Abstract

This article describes the use of anthropologists ‘embedded’ with military forces in Afghanistan and Iraq to provide onsite knowledge, interpretation, and practical advice regarding local cultures and practices. The specific development of this ‘Human Terrain System’ (HTS) project is distinguished from other, related employment of anthropologists to assist in the writing or revision of military policy and doctrine (as in the U.S. Army's new Counterinsurgency Field Manual), provide pre-deployment education and orientation to military troops in language and regional cultural studies, or even to engage in anthropological field research focused on military services and organizations themselves. All of these distinct activities are customarily grouped under the broad heading of ‘military anthropology,’ a distinct subfield of the discipline that has provoked public controversy, and which poses a number of interesting ethical dilemmas for those engaged in such efforts. This article addresses specific features of the moral challenges associated with each of the several different varieties of military anthropology.
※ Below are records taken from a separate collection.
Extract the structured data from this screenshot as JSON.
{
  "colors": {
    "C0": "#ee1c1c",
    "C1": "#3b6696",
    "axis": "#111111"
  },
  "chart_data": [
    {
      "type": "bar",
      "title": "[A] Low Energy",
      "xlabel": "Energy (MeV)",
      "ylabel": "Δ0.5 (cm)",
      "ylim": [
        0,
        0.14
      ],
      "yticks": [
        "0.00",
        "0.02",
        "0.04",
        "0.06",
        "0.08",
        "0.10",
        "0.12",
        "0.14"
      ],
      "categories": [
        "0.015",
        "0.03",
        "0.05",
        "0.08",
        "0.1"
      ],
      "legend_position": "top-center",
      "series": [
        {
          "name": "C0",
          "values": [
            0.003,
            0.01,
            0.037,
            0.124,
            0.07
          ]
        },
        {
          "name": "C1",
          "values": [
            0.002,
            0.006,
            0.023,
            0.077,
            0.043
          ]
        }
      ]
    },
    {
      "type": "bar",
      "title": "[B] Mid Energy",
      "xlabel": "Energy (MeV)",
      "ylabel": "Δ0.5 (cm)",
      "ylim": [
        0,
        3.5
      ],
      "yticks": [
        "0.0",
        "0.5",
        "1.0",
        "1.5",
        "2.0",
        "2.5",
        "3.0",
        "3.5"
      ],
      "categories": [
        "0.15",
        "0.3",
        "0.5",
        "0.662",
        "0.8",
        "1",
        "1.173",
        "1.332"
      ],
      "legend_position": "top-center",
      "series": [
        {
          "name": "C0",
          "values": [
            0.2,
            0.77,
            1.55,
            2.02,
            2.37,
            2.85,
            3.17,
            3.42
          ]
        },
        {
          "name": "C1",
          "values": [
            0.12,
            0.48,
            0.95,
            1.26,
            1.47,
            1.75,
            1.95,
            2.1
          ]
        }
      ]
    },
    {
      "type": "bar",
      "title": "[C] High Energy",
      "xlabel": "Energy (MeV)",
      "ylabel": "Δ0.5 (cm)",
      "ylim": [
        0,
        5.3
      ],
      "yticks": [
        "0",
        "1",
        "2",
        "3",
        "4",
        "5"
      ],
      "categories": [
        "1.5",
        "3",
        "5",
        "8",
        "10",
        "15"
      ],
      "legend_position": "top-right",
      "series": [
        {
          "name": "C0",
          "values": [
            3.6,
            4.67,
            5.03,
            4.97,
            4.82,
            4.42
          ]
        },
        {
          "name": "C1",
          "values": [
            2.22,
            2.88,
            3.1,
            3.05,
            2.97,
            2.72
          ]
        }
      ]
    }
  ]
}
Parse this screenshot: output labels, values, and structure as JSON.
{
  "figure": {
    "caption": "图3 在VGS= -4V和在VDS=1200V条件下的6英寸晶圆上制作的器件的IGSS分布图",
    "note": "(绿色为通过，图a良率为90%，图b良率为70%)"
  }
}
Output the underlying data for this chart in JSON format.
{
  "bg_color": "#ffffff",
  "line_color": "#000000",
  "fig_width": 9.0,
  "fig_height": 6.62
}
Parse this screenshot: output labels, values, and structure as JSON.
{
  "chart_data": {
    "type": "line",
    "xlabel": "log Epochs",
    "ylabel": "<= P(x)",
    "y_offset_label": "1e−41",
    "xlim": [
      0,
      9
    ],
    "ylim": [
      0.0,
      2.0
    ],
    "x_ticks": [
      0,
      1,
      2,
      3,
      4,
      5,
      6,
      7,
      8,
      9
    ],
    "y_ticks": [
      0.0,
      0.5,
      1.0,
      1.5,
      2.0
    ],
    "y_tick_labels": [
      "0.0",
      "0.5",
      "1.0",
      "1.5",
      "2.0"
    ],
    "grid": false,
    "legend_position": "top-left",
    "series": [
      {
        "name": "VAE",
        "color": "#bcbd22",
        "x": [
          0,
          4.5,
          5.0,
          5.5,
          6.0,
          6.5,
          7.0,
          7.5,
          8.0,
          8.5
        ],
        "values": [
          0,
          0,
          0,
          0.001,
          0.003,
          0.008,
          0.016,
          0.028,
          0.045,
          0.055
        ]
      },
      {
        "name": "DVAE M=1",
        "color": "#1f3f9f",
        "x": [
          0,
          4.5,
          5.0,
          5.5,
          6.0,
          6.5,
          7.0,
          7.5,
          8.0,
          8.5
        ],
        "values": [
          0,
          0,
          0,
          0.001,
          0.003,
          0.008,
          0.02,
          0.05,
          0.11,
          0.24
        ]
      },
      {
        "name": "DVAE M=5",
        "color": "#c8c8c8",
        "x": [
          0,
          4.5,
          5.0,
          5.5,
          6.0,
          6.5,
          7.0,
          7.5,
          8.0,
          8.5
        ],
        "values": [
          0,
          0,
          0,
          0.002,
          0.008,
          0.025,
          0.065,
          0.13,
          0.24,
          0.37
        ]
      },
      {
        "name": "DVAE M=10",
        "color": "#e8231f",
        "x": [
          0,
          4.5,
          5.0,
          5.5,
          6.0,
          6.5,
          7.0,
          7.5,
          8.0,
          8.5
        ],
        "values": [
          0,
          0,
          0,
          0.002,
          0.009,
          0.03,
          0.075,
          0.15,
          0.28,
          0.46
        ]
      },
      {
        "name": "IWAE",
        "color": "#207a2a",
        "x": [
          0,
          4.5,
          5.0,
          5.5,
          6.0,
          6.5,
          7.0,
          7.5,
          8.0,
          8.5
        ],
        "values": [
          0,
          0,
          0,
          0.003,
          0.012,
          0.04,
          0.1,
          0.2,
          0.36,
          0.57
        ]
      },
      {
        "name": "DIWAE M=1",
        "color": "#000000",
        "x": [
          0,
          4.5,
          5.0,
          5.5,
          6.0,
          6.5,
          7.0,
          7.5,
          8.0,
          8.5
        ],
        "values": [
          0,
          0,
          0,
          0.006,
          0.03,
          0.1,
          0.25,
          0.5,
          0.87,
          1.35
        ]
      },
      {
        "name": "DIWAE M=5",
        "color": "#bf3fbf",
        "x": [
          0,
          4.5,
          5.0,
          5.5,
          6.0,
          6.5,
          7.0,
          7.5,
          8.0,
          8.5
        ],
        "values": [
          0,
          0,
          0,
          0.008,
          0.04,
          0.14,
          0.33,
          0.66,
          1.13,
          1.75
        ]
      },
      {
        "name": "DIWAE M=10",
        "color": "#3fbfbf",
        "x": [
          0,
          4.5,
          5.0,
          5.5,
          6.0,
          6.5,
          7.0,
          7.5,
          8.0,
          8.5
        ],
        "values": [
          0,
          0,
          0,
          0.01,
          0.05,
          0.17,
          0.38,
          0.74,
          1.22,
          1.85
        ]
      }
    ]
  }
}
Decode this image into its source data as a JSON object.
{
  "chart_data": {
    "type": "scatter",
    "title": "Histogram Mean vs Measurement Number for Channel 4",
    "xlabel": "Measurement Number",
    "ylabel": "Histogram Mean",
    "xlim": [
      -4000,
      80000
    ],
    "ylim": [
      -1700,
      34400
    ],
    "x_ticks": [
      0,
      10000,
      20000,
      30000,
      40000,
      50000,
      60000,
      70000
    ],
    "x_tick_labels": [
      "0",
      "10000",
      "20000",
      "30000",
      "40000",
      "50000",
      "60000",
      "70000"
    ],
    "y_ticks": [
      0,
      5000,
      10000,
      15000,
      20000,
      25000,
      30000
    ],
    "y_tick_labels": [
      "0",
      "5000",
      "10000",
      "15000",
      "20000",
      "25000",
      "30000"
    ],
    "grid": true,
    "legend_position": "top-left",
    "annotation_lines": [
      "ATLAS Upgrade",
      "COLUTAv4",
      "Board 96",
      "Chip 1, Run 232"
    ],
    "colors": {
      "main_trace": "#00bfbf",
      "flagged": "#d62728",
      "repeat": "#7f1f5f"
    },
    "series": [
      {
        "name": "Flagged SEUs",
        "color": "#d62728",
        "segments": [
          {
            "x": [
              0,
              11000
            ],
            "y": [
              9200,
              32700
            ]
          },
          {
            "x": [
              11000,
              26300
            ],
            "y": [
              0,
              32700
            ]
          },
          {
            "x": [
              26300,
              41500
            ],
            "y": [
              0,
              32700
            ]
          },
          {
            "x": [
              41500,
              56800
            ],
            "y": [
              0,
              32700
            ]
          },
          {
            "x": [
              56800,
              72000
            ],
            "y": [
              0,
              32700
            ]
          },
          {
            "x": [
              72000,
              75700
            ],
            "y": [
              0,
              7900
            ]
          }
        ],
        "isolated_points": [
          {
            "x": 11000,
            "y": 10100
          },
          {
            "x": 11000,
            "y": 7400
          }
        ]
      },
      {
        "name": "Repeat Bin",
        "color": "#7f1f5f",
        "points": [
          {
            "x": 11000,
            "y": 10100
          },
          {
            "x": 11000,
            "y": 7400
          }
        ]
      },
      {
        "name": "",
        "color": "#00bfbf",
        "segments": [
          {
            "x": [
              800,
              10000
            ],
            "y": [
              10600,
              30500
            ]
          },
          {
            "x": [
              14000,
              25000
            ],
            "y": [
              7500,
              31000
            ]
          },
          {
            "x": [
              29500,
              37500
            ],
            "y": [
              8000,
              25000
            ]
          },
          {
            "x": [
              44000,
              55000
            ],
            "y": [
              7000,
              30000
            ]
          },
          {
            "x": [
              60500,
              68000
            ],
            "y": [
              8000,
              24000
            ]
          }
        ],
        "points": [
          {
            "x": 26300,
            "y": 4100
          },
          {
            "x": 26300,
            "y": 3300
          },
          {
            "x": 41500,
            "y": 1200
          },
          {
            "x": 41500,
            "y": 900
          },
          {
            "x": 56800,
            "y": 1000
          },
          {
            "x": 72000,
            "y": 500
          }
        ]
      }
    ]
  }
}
The HTS project, in particular, invites analysis from two distinct perspectives: the anthropologists’ own professional code of ethics, governing their responsibilities toward individuals and cultures studied; and features of classical just war theory, governing the role of those (whether combatants or support personnel, such as civilian academics or scientists) who find themselves participating in conflicts which may (or may not) satisfy the basic criteria of moral or legal justification. I focus in particular on the role of ‘embedded’ anthropologists participating in wars of intervention that might not satisfy just war criteria, in order to determine whether or not the various forms of assistance they might render to the intervening military forces would necessarily be proscribed.